WASHINGTON — President Barack Obama's proposed new health care plan would give the federal government the power to punish health insurance companies that spend "too much" on advertising or salaries by ordering them to give rebates to customers.
“If your insurance company spends too much of your premium dollars on overhead, such as big salaries, administrative costs and marketing, they will be required to give you a rebate,” the White House website said Monday in an explanation of Obama’s new proposed health care overhaul.
The proposed power to take money away from insurance companies and return it to customers was part of the plan to rein in soaring health insurance rates.
The White House has seized on reports that some insurers are unveiling double digit rate increases. Anthem Blue Cross, for example, said recently it would raise some individual rates as much as 39 percent.
In response, one of Obama’s proposals would require insurance companies to disclose what percentage of health insurance premiums went to overhead costs such as salaries and advertising.
The government then would have the power to order some portion of that rebated to customers, though the proposal did not specify how much spent on overhead would be “too much” or how big a salary would have to be to trigger a rebate.
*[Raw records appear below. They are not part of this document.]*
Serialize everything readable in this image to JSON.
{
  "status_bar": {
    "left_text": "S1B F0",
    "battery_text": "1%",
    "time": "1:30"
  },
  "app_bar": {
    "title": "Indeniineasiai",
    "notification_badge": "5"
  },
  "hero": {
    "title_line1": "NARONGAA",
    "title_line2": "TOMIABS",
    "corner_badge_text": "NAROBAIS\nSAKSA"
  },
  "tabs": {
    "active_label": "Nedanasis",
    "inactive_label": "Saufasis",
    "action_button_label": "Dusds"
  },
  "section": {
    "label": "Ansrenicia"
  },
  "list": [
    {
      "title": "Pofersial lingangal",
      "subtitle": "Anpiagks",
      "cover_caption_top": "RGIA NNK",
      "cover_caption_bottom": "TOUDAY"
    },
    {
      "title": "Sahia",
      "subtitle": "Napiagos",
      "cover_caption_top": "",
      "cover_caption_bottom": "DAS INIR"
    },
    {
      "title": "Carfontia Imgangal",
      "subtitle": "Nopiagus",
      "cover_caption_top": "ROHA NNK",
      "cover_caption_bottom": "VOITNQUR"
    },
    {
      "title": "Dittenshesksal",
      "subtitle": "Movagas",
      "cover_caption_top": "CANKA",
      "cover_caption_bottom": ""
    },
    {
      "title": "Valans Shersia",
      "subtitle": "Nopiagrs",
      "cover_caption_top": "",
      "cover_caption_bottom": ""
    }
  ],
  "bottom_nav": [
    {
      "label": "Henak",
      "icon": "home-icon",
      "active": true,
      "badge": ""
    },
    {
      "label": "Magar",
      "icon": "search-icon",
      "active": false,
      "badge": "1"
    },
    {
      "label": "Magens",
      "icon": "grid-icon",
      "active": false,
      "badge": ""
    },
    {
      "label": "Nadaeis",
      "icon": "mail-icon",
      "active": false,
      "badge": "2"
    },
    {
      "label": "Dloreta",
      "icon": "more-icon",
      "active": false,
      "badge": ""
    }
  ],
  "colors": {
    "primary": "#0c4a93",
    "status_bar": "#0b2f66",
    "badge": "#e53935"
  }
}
Obama based much of his proposal on a Senate health care plan, which included requirement that insurance companies spend between 80 percent and 85 percent of the money from premiums on health care. The Senate said for-profit insurance companies now spend about 74 cents of ever premium dollar on health care claims.
The White House also proposes creating a new government office with the power to veto rate increases.
“There will also be a new rate-review authority that will help keep premiums down and hold insurance companies accountable, so that health insurers will think twice before trying to impose a 39-percent increase on consumers as almost happened in California this February,” the White House said.
The rate authority would be created immediately, White House aides said.
White House Press Secretary Robert Gibbs said the rate authority would only be needed until government-created exchanges fostered new competition among insurance companies and brought down rates. “It is our strong belief is that it would be redundant authority after which we get health care reform implemented,” he said.
But White House aides said the rate authority office would be kept after that. “As the exchanges come online,” said one White House aide, “it may take on a different function.”